The vice president of Dangote Oil and Gas Industries, Mr. Devakumar Edwin, has charged that international oil companies (IOCs) in Nigeria are attempting to obstruct the Dangote Oil Refinery and Petrochemicals’ ability to survive. On Sunday, Edwin informed the reporters in Lagos.

Edwin said that by putting up a high premium price over the market price, the IOCs were willfully and deliberately impeding the refinery’s attempts to purchase local crude. According to him, this compelled Dangote to acquire crude at exorbitant prices from nations all the way up to the United States.

Edwin bemoaned the actions of the Nigerian Midstream and Downstream Petroleum Regulatory Authority (NMDPRA), which arbitrarily granted licenses to importers of refined petroleum products that were unclean. He said, “The federal government issued 25 licenses to build refineries, and we are the only ones that delivered on promise.

“In effect, we deserve every bit of support from the government. It is good to note that from the start of production, more than 3.5 billion litres, which represents 90 percent of our production, have been exported.

“We are calling on the federal government and regulators to give us the necessary support in order to create jobs and prosperity for the nation,” he said.

According to him, “While the Nigerian Upstream Petroleum Regulatory Commission (NUPRC) is trying its best to allocate the crude for us, the IOCs are deliberately and willfully frustrating our efforts to buy the local crude.

“It would be recalled that the NUPRC recently met with crude oil producers as well as refinery owners in Nigeria in a bid to ensure full adherence to Domestic Crude Oil Supply Obligations (DCSO), as enunciated under Section 109(2) of the Petroleum Industry Act (PIA).

“It seems that the IOCs’ objective is to ensure that our petroleum refinery fails. Either they are deliberately asking for a ridiculous or enormous premium or they simply state that crude is not available.

“At some point, we paid six dollars over and above the market price. This has forced us to reduce our output as well as import crude from countries as far as the US, increasing our cost of production.

“It appears that the objective of the IOCs is to ensure that Nigeria remains a country that exports crude oil and imports refined petroleum products.

“They (IOCs) are keen on exporting the raw materials to their home countries, creating employment and wealth for their countries, adding to their GDP, and dumping the expensive refined products into Nigeria, thus making us dependent on imported products,” he added.

Edwin said: “It is the same strategy the multinationals have been adopting in every commodity, making Nigeria and Sub-Saharan Africa to be facing unemployment and poverty while they create wealth for themselves at our expense.

“This is exploitation—pure and simple.

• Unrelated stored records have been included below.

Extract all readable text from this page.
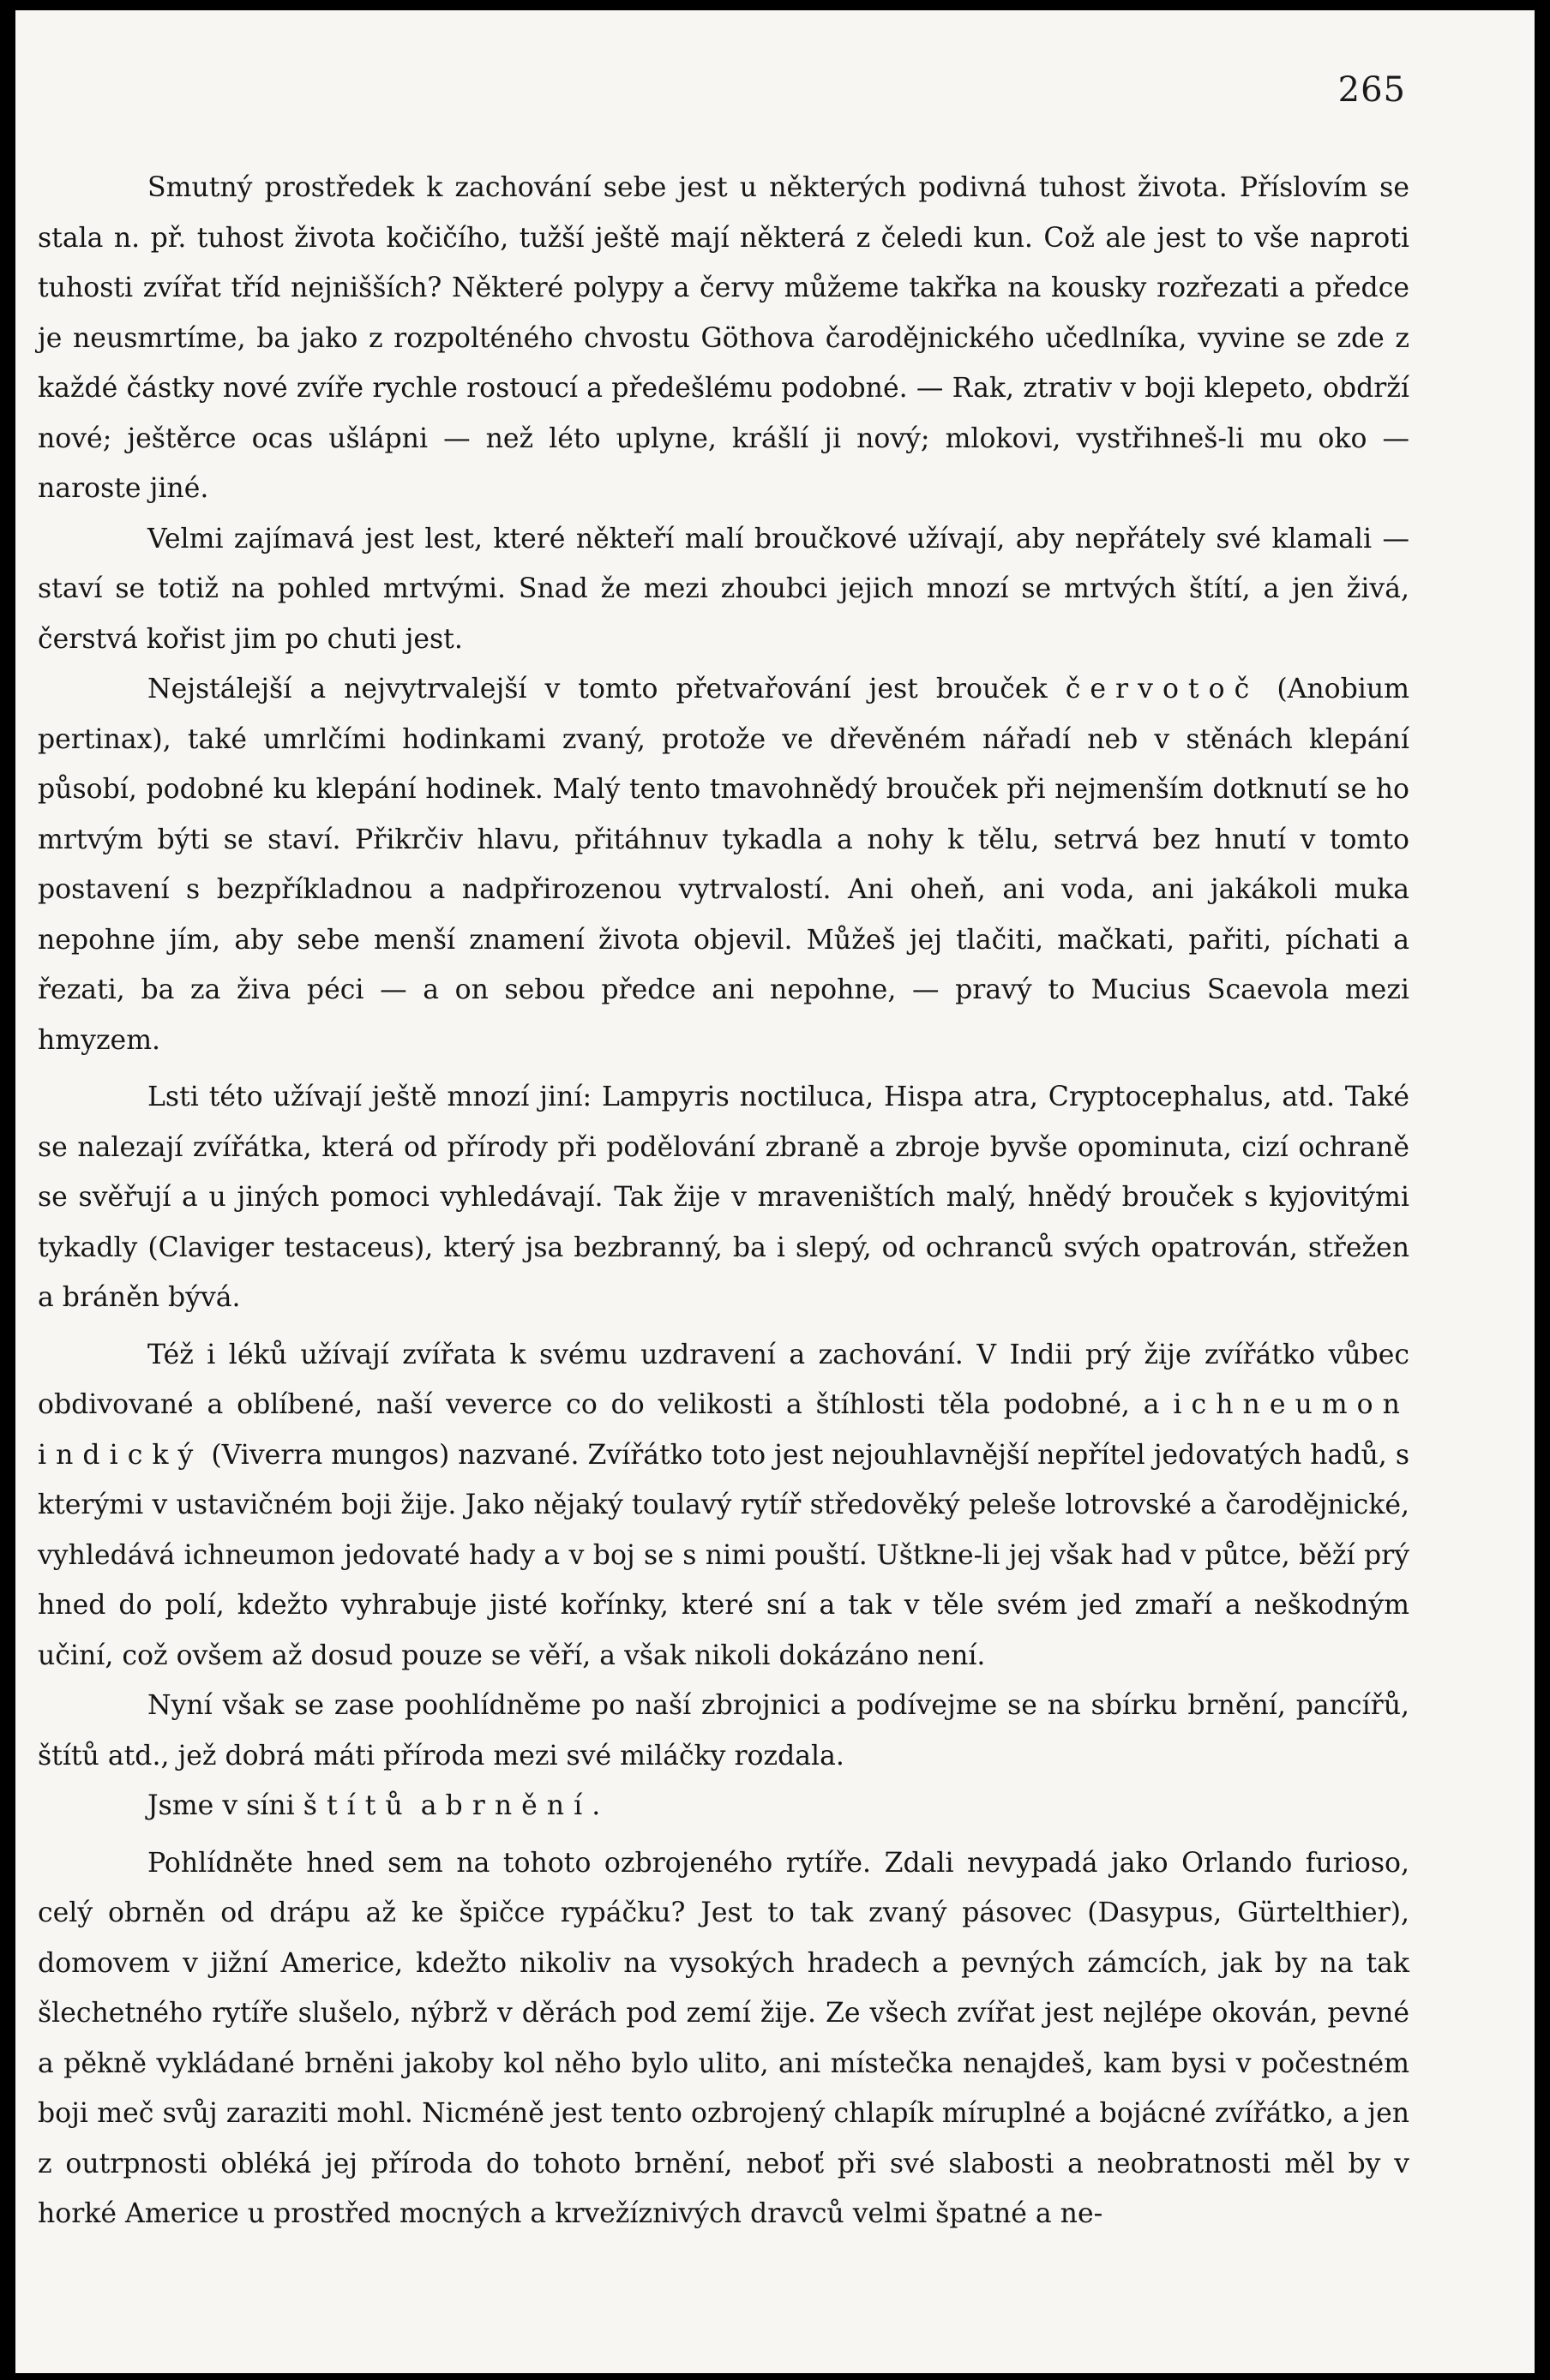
265

Smutný prostředek k zachování sebe jest u některých podivná tuhost života. Příslovím se stala n. př. tuhost života kočičího, tužší ještě mají některá z čeledi kun. Což ale jest to vše naproti tuhosti zvířat tříd nejnišších? Některé polypy a červy můžeme takřka na kousky rozřezati a předce je neusmrtíme, ba jako z rozpolténého chvostu Göthova čarodějnického učedlníka, vyvine se zde z každé částky nové zvíře rychle rostoucí a předešlému podobné. — Rak, ztrativ v boji klepeto, obdrží nové; ještěrce ocas ušlápni — než léto uplyne, krášlí ji nový; mlokovi, vystřihneš-li mu oko — naroste jiné.

Velmi zajímavá jest lest, které někteří malí broučkové užívají, aby nepřátely své klamali — staví se totiž na pohled mrtvými. Snad že mezi zhoubci jejich mnozí se mrtvých štítí, a jen živá, čerstvá kořist jim po chuti jest.

Nejstálejší a nejvytrvalejší v tomto přetvařování jest brouček červotoč (Anobium pertinax), také umrlčími hodinkami zvaný, protože ve dřevěném nářadí neb v stěnách klepání působí, podobné ku klepání hodinek. Malý tento tmavohnědý brouček při nejmenším dotknutí se ho mrtvým býti se staví. Přikrčiv hlavu, přitáhnuv tykadla a nohy k tělu, setrvá bez hnutí v tomto postavení s bezpříkladnou a nadpřirozenou vytrvalostí. Ani oheň, ani voda, ani jakákoli muka nepohne jím, aby sebe menší znamení života objevil. Můžeš jej tlačiti, mačkati, pařiti, píchati a řezati, ba za živa péci — a on sebou předce ani nepohne, — pravý to Mucius Scaevola mezi hmyzem.

Lsti této užívají ještě mnozí jiní: Lampyris noctiluca, Hispa atra, Cryptocephalus, atd. Také se nalezají zvířátka, která od přírody při podělování zbraně a zbroje byvše opominuta, cizí ochraně se svěřují a u jiných pomoci vyhledávají. Tak žije v mraveništích malý, hnědý brouček s kyjovitými tykadly (Claviger testaceus), který jsa bezbranný, ba i slepý, od ochranců svých opatrován, střežen a bráněn bývá.

Též i léků užívají zvířata k svému uzdravení a zachování. V Indii prý žije zvířátko vůbec obdivované a oblíbené, naší veverce co do velikosti a štíhlosti těla podobné, a ichneumon indický (Viverra mungos) nazvané. Zvířátko toto jest nejouhlavnější nepřítel jedovatých hadů, s kterými v ustavičném boji žije. Jako nějaký toulavý rytíř středověký peleše lotrovské a čarodějnické, vyhledává ichneumon jedovaté hady a v boj se s nimi pouští. Uštkne-li jej však had v půtce, běží prý hned do polí, kdežto vyhrabuje jisté kořínky, které sní a tak v těle svém jed zmaří a neškodným učiní, což ovšem až dosud pouze se věří, a však nikoli dokázáno není.

Nyní však se zase poohlídněme po naší zbrojnici a podívejme se na sbírku brnění, pancířů, štítů atd., jež dobrá máti příroda mezi své miláčky rozdala.

Jsme v síni štítů a brnění.

Pohlídněte hned sem na tohoto ozbrojeného rytíře. Zdali nevypadá jako Orlando furioso, celý obrněn od drápu až ke špičce rypáčku? Jest to tak zvaný pásovec (Dasypus, Gürtelthier), domovem v jižní Americe, kdežto nikoliv na vysokých hradech a pevných zámcích, jak by na tak šlechetného rytíře slušelo, nýbrž v děrách pod zemí žije. Ze všech zvířat jest nejlépe okován, pevné a pěkně vykládané brněni jakoby kol něho bylo ulito, ani místečka nenajdeš, kam bysi v počestném boji meč svůj zaraziti mohl. Nicméně jest tento ozbrojený chlapík míruplné a bojácné zvířátko, a jen z outrpnosti obléká jej příroda do tohoto brnění, neboť při své slabosti a neobratnosti měl by v horké Americe u prostřed mocných a krvežíznivých dravců velmi špatné a ne-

Unfortunately, the country is also playing into their hands by continuing to issue import licenses, at the expense of our economy and at the cost of the health of the Nigerians who are exposed to carcinogenic products.

“In spite of the fact that we are producing and bringing out diesel into the market, complying with ECOWAS regulations and standards, licenses are being issued, in large quantities, to traders who are buying the extremely high sulphur diesel from Russia and dumping it in the Nigerian market.

“Since the US, EU, and UK imposed a Price Cap Scheme on February 5, 2023, on Russian Petroleum Products, a large number of vessels are waiting near Togo with Russian ultra-high sulphur diesel, and they are being purchased and dumped into the Nigerian market.

“In fact, some of the European countries were so alarmed about the carcinogenic effect of the extra-high sulphur diesel being dumped into the Nigerian market that countries like Belgium and the Netherlands imposed a ban on such fuel being exported from their countries into West Africa recently.

“It is sad that the country is giving import licenses for such dirty diesel to be imported into Nigeria when we have more than adequate petroleum refining capacity locally,” he said.